Kontrol tekanan darah apa yang sesuai setelah pemasangan stent jantung

Setelah pemasangan stent jantung, tekanan darah umumnya harus lebih rendah dari 140/90 mmHg. Jika ditoleransi, tekanan darah dapat dikontrol di bawah 130/80 mmHg, tetapi tekanan darah tidak boleh terlalu rendah, dan dianjurkan untuk mengikuti petunjuk dokter untuk pengobatan.

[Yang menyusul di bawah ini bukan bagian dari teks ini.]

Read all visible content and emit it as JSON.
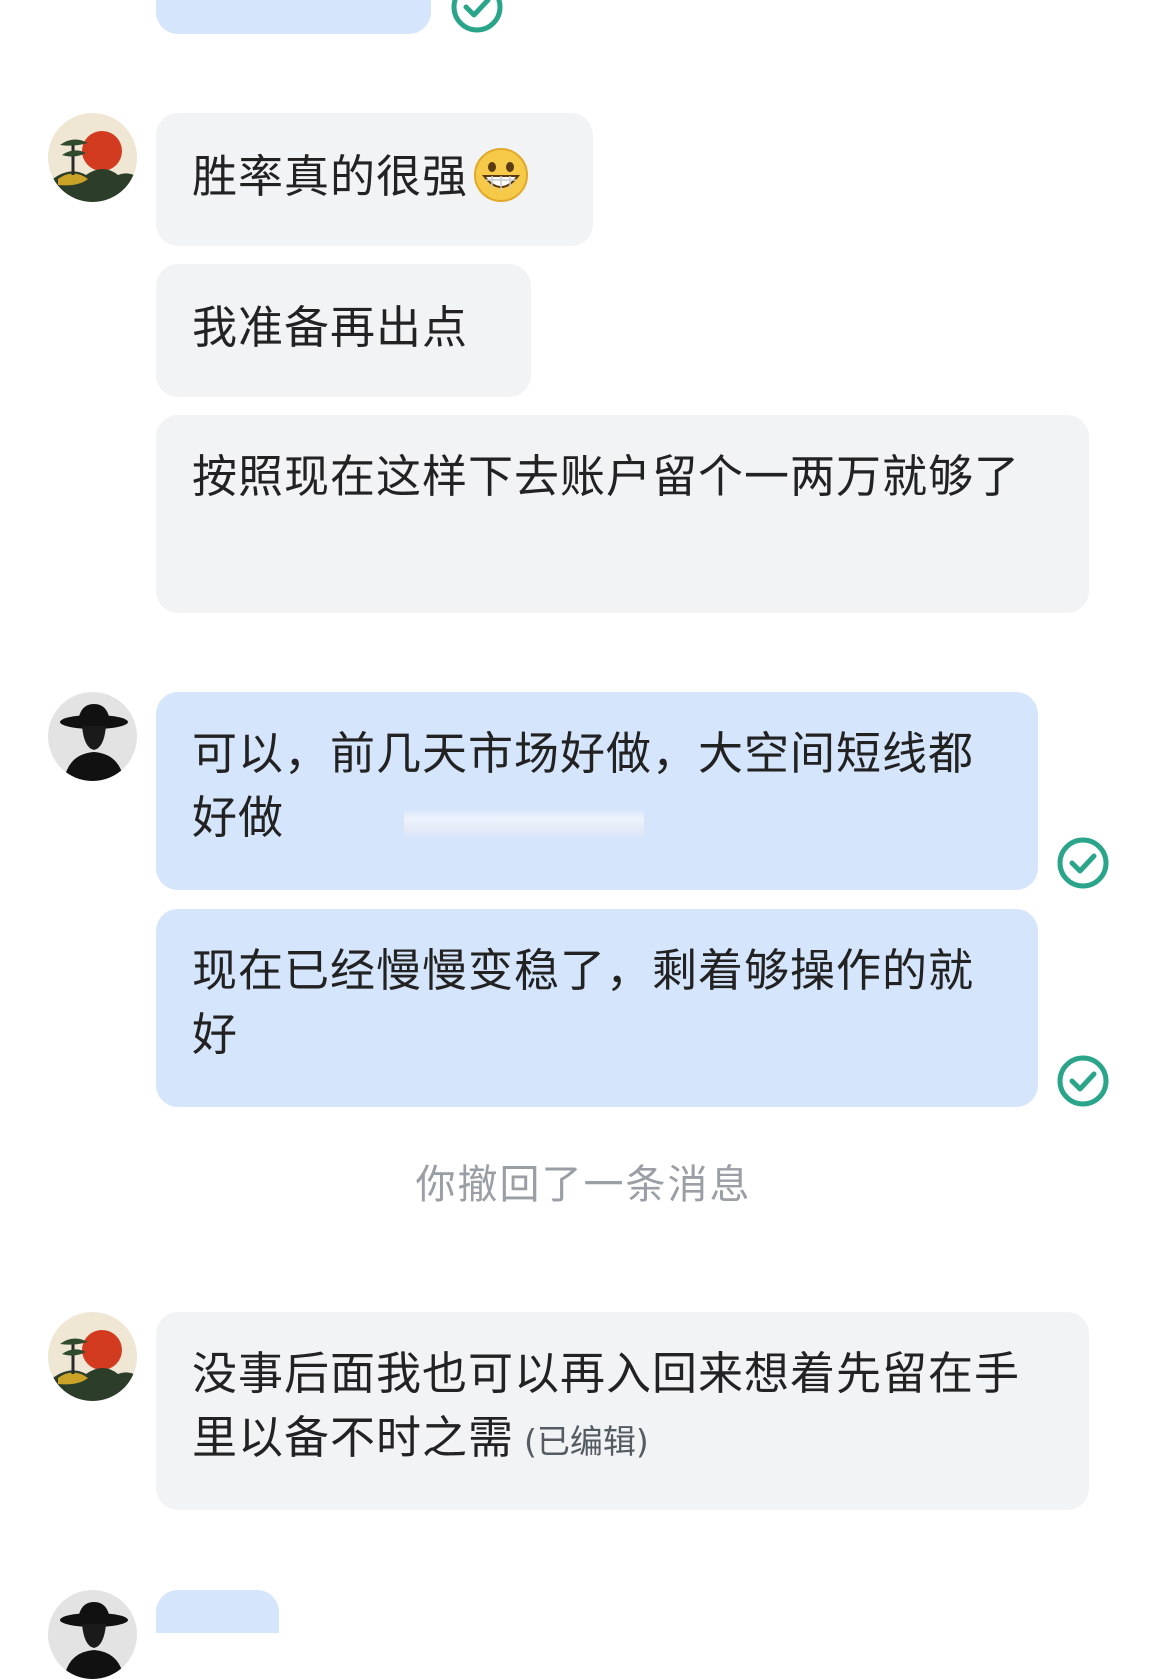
{
  "messages": [
    {
      "sender": "incoming",
      "text": "胜率真的很强",
      "emoji": "grinning-face"
    },
    {
      "sender": "incoming",
      "text": "我准备再出点"
    },
    {
      "sender": "incoming",
      "text": "按照现在这样下去账户留个一两万就够了"
    },
    {
      "sender": "outgoing",
      "text": "可以，前几天市场好做，大空间短线都好做",
      "status": "sent-check"
    },
    {
      "sender": "outgoing",
      "text": "现在已经慢慢变稳了，剩着够操作的就好",
      "status": "sent-check"
    },
    {
      "sender": "incoming",
      "text": "没事后面我也可以再入回来想着先留在手里以备不时之需",
      "edited_label": "(已编辑)"
    }
  ],
  "system": {
    "recall_notice": "你撤回了一条消息"
  },
  "colors": {
    "incoming_bubble": "#f2f3f5",
    "outgoing_bubble": "#d5e5fc",
    "check_green": "#2aa58a",
    "system_text": "#9a9ea5"
  },
  "icons": {
    "check": "check-circle-icon",
    "emoji": "grinning-face-icon"
  }
}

Individu hipertensi dengan penyakit kardiovaskular penyerta harus menyadari perlunya kontrol yang ketat terhadap tingkat tekanan darah. Target yang direkomendasikan secara klinis untuk menurunkan tekanan darah adalah kurang dari 130/80mmHg untuk meningkatkan prognosis jangka panjang dan mencegah terjadinya gagal jantung. Namun demikian, tekanan darah tidak boleh diturunkan terlalu banyak, dan tekanan darah diastolik harus di atas 60mmHg.
Perubahan tekanan darah harus dipantau secara ketat setelah pemasangan stent jantung, dan obat antihipertensi, seperti bisoprolol dan bisoprolol, harus digunakan sesuai dengan petunjuk dokter jika terjadi tekanan darah yang berlebihan. Jika kontrol masih belum memuaskan, Anda juga dapat mengikuti saran dokter untuk menggunakan amlodipine, spironolactone dan obat lain untuk pengobatan.